The only way for the local authority to pause (or “toll”) the 60-day clock is if the initial application is incomplete. They have 30 days to send a written notice detailing exactly what's missing, citing the specific public rule that requires that information. If they send a second notice because the follow-up information was also incomplete, they only get 10 days to do it. Miss that 10-day window, and the clock keeps ticking. This structure heavily favors the applicant, ensuring that local governments can't drag out the process by repeatedly claiming applications are incomplete. For carriers, this means far less time spent in bureaucratic limbo; for local communities, it means their planning and zoning commissions have very little wiggle room to perform due diligence, potentially leading to less desirable outcomes in terms of tower placement and design.

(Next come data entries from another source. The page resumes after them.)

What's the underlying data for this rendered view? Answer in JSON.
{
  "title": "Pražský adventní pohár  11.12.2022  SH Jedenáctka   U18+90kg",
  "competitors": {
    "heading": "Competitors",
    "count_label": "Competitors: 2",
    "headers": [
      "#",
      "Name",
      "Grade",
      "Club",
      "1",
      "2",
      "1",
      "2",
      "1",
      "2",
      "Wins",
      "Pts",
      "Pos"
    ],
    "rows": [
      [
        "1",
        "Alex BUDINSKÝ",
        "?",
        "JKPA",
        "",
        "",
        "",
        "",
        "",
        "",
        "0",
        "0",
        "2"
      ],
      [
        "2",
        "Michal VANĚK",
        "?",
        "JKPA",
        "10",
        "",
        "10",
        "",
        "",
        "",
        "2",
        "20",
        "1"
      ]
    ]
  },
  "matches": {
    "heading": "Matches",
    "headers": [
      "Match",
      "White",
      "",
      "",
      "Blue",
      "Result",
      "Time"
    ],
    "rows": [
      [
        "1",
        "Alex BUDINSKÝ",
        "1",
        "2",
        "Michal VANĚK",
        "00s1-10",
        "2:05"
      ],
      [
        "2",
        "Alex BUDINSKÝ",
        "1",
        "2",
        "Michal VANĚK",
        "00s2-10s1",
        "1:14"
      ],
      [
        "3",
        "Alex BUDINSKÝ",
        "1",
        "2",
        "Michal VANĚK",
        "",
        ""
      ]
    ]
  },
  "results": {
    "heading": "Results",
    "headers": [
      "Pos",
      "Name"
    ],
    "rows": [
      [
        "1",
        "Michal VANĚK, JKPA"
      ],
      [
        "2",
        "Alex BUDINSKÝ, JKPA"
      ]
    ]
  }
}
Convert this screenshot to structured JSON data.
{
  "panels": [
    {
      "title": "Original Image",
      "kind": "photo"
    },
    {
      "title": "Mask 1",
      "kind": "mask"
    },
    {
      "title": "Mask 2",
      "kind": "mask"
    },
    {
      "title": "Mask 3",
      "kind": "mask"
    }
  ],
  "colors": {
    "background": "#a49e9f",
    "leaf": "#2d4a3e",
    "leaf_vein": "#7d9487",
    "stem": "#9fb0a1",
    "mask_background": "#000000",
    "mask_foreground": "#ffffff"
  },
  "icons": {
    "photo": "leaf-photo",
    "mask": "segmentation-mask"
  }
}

If a carrier believes a local government is violating these new timelines, the bill allows them to take the case directly to a U.S. District Court, which must review the case on an expedited basis. This is a powerful tool for industry, essentially giving them a fast-track way to override local decision-making if they feel the 60-day timeline isn't being respected. Overall, the 5G UPGRADE Act is a clear push for federal streamlining over local autonomy, prioritizing the rapid deployment of next-generation wireless infrastructure above almost all else.